II n’est pas si nombreux le nombre des coupables ; j’en atteste l’unanimité, la presqu’unanimité avec laquelle vous avez voté depuis plusieurs mois pour les principes. Ceux qu’on méprise le plus ne sont pas les plus coupables, ce sont ceux qu’on prône et dont on fait des idoles pour en faire des dominateurs. Quelques membres de cette Assemblée, nous le savons, ont reçu des prisonniers des instructions portant qu’il fallait demander à la Convention quand finirait la tyrannie des Comités de salut public et de sûreté générale ; qu’il fallait demander à ces Comités s’ils voulaient anéantir successivement la représentation nationale. Les Comités ne tiennent que de la Patrie leurs pouvoirs qui sont un immense fardeau, dont d’autres peut-être n’auraient pas voulu se charger. Oui, demandez-nous compte de notre administration, nous répondrons par des faits ; nous vous montrerons les factions abattues ; nous vous prouverons que nous n’en avons flatté aucune, que nous les avons écrasées toutes pour établir sur leurs ruines la représentation nationale.

Quoi ! on voudrait faire croire que nous voulons écraser la représentation ; nous qui lui avons fait un rempart de nos corps ! nous qui avons étouffé ses plus dangereux ennemis ! on voudrait que nous laissassions exister une faction aussi dangereuse que celle qui vient d’être anéantie, et qui a le même but, celui d’avilir la représentation nationale et de la dissoudre !

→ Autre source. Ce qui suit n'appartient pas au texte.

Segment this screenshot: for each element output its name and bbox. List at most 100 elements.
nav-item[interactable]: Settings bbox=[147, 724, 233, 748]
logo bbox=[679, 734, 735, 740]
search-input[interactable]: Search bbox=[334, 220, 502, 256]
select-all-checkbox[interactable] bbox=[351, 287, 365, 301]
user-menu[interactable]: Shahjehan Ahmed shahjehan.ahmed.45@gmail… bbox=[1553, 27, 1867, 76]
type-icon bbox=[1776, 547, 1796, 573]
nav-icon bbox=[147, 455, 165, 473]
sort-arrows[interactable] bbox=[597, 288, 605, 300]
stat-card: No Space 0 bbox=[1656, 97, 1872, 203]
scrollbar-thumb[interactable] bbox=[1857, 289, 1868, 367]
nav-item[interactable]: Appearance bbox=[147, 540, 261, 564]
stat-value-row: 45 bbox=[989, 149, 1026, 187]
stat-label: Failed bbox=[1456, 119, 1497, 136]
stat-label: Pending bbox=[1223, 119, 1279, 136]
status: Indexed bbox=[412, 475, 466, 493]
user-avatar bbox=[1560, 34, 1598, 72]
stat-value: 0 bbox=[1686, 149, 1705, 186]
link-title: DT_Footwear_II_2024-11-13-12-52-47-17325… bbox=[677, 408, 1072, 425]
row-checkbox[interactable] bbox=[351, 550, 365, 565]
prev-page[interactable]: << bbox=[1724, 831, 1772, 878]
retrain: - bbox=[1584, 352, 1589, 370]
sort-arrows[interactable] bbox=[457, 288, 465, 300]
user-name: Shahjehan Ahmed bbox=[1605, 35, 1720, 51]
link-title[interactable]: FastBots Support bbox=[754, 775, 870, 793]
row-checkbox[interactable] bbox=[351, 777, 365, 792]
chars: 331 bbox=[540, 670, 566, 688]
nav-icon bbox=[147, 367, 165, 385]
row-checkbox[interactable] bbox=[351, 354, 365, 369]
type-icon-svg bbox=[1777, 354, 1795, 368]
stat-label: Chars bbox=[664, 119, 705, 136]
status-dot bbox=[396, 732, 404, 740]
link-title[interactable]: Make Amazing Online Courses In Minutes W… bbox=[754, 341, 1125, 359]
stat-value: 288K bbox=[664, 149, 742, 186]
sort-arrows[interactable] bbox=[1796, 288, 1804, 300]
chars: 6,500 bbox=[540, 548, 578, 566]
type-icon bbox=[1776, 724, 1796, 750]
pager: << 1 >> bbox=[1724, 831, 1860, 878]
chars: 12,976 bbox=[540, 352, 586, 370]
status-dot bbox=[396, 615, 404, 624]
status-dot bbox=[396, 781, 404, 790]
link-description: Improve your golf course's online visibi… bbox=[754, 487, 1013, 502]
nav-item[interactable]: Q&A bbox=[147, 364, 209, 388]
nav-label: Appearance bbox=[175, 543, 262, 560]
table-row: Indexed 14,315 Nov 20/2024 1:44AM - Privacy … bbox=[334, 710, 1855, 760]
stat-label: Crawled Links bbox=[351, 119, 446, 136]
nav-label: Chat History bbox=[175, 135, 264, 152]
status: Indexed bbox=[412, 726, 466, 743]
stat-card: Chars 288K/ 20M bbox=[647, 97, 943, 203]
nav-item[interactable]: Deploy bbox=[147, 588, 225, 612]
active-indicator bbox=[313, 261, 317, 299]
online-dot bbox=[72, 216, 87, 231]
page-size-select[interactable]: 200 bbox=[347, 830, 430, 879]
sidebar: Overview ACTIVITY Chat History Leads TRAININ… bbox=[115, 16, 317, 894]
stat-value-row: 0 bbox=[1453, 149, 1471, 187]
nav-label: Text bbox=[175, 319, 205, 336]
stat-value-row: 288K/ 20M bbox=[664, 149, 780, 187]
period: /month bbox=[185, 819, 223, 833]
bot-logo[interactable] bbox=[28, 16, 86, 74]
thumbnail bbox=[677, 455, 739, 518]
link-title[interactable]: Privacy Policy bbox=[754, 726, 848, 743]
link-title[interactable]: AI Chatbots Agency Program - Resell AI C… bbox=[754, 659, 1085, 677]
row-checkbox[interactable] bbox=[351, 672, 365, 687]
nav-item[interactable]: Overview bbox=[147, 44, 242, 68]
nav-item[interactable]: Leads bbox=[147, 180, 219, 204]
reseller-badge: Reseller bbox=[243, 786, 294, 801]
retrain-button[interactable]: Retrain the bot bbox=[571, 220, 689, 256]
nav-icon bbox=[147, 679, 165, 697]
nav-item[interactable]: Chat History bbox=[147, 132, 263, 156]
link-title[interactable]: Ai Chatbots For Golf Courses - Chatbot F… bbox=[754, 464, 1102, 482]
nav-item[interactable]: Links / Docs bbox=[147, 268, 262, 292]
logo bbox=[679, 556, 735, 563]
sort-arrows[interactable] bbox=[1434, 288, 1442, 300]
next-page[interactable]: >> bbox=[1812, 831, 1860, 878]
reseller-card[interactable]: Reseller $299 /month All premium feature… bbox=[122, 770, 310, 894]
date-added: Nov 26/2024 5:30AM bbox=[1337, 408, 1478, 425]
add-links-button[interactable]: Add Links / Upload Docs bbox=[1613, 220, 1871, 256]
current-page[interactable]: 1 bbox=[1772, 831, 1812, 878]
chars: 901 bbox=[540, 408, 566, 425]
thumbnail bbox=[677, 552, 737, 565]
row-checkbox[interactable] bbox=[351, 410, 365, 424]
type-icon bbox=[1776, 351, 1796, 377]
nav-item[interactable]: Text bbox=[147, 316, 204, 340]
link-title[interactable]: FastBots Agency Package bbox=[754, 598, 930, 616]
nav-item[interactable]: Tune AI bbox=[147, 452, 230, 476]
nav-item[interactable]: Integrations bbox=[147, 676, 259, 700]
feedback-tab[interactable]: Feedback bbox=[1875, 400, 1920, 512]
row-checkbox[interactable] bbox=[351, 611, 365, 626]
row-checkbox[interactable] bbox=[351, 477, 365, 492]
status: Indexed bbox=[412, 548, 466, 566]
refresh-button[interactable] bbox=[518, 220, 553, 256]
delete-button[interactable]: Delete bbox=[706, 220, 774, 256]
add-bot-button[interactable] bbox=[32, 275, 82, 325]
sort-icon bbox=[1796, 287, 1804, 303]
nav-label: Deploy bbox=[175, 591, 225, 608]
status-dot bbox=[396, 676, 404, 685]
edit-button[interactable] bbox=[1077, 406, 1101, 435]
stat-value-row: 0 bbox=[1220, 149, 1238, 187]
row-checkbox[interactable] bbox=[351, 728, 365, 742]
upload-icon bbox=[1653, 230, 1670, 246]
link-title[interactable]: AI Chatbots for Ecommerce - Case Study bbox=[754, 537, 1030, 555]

Au reste, la discussion qui vient de s’engager est un danger pour la Patrie ; déjà elle est une atteinte coupable portée à la liberté ; car c’est avoir outragé la liberté que d’avoir mis en question s’il fallait donner plus de faveur à un citoyen qu’à un autre ; tenter de rompre ICI cette égalité, c’est censurer indirectement les décrets salutaires que vous avez portés dans plusieurs circonstances, les jugements que vous avez rendus contre les conspirateurs ; c’est défendre aussi indirectement ces conspirateurs, qu’on veut soustraire au glaive de la justice, parce qu’on a avec eux un intérêt commun ; c’est rompre l’égalité. Il est donc de la dignité de la représentation nationale de mmntenir les principes. Je demande la question préalable sur la proposition de Legendre. »

  1. Voir Notes fournies par Robespierre à Saint-Just pour son rapport contre les Dantonistes, publiées en 1841, In-8°, 31 p. (B.N., 8° Le 38 743) et Papiers inédits… II, 18.